Há muito que o mito dos vinhos alentejanos confinados à doçura, à macieza e à fruta se desfez com a prova dos factos. Mas se houver alguém que duvide dessa mudança que consolidou a imagem da região nas gamas dos tintos clássicos nacionais, terá de experimentar as criações da Herdade das Servas.
Com uma gama dividida em três marcas (Herdade das Servas, Monte das Servas e Vinha das Servas) que vai de preços mais acessíveis até um tinto produzido a partir de vinhas velhas que custa 25,50 euros, a empresa da família Serrano Mira merece a atenção dos que gostam de vinhos sérios, sisudos até, com garra e personalidade própria.
Os seus brancos são volumosos e bem balanceados nas suas componentes de acidez e fruta e os tintos recusam facilidades e sustentam-se num carácter austero, com a fruta a não comprometer uma certa secura e um perfil de taninos e de utilização da barrica que lhes confere um enorme potencial para a mesa e para a cave.
Experimente-se o Reserva de 2009. Um tinto feito com dois lotes, Syrah (70%) e Touriga Nacional, vinificados em separado (“na Herdade das Servas todas as vinificações são feitas casta a casta”, diz Luís Serrano Mira) e sujeitos a um estágio de 14 meses em barrica. Um tinto com aromas de fruta madura, madeira bem integrada, notas de cassis e especiaria, belíssimo na boca, com taninos vigorosos mas bem integrados e um final de boca longo e intenso. Um vinho muito interessante (custa 16,60 euros).
O topo de gama da casa, o Vinhas Velhas da colheita de 2009, conserva esta personalidade, mas a sua estrutura e o volume de álcool (15%) recomendam mais alguns anos de espera. Feito com um lote no qual domina o Alicante Bouschet (50%), que se combina com Touriga Nacional e Aragonez, este tinto apresenta taninos ainda secos e sugestões vegetais no aroma que fazem lembrar uma certa escola enológica de Bordéus.

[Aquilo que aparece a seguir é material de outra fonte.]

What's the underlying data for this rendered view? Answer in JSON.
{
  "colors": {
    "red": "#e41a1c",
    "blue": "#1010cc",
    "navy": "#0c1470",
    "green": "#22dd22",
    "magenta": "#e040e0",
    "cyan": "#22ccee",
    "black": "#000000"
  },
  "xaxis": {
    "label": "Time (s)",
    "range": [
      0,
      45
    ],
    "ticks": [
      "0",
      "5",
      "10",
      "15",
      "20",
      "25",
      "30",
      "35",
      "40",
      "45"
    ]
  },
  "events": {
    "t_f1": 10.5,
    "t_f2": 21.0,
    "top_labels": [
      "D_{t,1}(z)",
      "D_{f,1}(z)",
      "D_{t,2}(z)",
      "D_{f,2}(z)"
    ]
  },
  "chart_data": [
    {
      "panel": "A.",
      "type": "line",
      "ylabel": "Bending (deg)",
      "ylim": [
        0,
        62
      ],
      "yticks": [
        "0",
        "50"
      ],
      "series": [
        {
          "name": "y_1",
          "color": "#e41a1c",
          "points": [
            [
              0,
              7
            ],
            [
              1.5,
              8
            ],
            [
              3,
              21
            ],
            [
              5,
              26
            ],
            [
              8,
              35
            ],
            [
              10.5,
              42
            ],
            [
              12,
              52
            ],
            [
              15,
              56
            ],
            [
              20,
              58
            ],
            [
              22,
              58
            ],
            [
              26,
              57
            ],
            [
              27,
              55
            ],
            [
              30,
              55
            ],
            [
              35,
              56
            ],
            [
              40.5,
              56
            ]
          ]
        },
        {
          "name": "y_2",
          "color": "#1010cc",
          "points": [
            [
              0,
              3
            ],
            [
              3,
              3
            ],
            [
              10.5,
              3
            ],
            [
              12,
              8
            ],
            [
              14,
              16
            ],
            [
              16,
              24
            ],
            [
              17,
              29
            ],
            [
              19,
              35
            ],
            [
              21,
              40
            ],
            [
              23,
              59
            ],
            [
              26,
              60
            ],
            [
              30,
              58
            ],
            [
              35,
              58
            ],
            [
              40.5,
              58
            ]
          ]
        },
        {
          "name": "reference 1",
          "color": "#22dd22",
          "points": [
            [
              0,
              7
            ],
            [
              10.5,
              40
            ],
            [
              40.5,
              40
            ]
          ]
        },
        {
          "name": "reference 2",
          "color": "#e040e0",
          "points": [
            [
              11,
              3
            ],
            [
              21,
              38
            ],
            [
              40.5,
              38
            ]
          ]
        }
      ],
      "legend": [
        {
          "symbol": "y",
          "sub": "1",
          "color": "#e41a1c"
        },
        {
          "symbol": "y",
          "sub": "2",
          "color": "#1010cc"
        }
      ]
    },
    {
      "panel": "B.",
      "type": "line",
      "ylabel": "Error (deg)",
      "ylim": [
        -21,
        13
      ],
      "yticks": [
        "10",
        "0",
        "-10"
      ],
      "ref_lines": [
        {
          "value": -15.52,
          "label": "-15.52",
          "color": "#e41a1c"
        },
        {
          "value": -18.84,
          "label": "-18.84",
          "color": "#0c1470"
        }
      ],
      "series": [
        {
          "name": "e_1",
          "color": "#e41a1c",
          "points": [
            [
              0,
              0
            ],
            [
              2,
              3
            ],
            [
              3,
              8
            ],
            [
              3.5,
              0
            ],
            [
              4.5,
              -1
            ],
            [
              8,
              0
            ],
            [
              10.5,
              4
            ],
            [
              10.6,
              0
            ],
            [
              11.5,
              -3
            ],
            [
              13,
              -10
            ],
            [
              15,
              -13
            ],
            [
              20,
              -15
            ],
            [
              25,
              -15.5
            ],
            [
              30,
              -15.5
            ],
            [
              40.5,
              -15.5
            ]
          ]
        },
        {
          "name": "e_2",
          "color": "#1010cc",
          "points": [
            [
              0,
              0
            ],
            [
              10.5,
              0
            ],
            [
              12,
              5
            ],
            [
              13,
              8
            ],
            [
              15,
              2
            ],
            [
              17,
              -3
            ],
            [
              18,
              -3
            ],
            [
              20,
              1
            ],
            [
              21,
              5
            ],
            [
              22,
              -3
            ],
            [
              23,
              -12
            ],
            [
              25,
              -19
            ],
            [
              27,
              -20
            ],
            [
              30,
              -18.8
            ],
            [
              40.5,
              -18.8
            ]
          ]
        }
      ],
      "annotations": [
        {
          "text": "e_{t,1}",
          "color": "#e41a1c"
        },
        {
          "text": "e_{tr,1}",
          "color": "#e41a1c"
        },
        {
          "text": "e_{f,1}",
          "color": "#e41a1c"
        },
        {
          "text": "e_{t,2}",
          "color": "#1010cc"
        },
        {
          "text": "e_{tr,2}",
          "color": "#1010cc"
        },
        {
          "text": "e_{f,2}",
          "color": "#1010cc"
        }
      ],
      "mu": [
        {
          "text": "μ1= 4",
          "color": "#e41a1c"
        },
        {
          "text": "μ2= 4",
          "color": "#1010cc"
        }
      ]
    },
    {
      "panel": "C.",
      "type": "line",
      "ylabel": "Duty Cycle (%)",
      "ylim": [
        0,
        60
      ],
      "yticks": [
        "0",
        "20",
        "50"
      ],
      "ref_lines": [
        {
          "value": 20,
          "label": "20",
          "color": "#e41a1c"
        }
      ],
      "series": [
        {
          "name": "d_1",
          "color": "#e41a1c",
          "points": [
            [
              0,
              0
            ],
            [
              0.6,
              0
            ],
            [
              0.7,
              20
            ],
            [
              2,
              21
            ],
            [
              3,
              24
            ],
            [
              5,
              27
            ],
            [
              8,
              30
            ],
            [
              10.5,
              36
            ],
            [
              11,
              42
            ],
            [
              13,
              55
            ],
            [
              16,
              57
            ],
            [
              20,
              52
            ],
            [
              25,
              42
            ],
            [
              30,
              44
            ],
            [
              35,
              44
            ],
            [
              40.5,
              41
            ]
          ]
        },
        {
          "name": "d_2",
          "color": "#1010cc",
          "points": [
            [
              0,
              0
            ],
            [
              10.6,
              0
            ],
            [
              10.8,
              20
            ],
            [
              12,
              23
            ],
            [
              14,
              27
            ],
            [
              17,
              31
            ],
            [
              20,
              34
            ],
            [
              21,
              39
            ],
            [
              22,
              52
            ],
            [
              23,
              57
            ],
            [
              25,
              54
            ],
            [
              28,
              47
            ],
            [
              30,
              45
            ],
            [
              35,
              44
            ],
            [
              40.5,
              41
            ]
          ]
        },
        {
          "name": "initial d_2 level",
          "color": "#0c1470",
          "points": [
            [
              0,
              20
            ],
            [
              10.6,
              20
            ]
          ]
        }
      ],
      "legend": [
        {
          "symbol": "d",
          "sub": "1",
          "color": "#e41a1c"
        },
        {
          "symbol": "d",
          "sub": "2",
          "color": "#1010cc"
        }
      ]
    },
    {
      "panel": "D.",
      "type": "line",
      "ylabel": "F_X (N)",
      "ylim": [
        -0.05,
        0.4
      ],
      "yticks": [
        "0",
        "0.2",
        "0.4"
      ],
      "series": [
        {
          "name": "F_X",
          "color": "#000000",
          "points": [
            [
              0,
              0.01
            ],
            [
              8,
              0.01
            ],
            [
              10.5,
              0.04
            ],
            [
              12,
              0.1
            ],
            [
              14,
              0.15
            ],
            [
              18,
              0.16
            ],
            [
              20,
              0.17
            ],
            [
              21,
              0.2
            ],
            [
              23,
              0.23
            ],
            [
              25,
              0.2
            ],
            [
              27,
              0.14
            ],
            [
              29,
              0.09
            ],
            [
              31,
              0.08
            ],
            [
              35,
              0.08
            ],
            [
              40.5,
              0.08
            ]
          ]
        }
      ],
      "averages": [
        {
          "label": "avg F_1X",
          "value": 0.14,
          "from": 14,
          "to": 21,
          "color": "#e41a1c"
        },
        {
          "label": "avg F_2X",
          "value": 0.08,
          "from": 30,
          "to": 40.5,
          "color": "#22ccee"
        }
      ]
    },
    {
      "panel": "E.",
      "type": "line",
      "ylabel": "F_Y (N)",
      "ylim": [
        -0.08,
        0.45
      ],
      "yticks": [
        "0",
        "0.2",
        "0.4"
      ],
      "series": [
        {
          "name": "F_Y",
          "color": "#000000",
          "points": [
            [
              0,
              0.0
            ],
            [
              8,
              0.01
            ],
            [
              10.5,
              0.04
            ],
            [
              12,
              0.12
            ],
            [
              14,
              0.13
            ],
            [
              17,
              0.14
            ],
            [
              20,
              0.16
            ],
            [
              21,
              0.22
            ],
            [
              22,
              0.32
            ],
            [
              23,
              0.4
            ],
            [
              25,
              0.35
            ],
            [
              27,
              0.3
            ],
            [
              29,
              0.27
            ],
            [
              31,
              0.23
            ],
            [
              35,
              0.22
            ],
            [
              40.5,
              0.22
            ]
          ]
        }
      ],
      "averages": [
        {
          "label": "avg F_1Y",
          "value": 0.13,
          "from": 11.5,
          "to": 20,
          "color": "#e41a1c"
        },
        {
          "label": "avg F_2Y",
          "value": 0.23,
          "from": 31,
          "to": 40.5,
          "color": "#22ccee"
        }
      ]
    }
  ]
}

Se no Reserva se pode começar já a notar as subtilezas de um tinto perto do acabamento, o Vinhas Velhas é actualmente um vinho mais controverso — apesar de Paulo Portas o ter apresentado ao ministro dos Negócios Estrangeiros do Japão como “o melhor vinho do mundo”. O ambiente redutor da garrafa talvez consiga domar este puro-sangue que ainda está muito fogoso e duro (custa 25,50 euros).
Além dos seus clássicos, a família Serrano Mira acrescentou este ano ao seu portefólio mais dois vinhos “experimentais”: um Alfrocheiro e um Petit Verdot. Há muito que a Herdade das Servas se dedica a monovarietais — vejam-se os bons exemplos com a Touriga Nacional em 2008. Desta vez a aposta passou por uma casta que brilha mais a Norte, no Dão, e uma casta francesa que continua a ganhar adeptos em Portugal pela sua capacidade de produzir tintos vigorosos e exuberantes no aroma.
O Alfrocheiro de 2010 (cerca de 3000 garrafas a 16,60 euros) é, entre todas as propostas da Herdade das Servas, sem dúvida a mais graciosa, leve e elegante, sem abdicar, contudo, de uma estrutura poderosa e afirmativa.
O Petit Verdot, também da colheita de 2010, é um tinto com um perfil original e muito interessante, com nariz de arbustos, notas de menta e um excelente volume de boca. Como o Alfrocheiro, custa 16,60.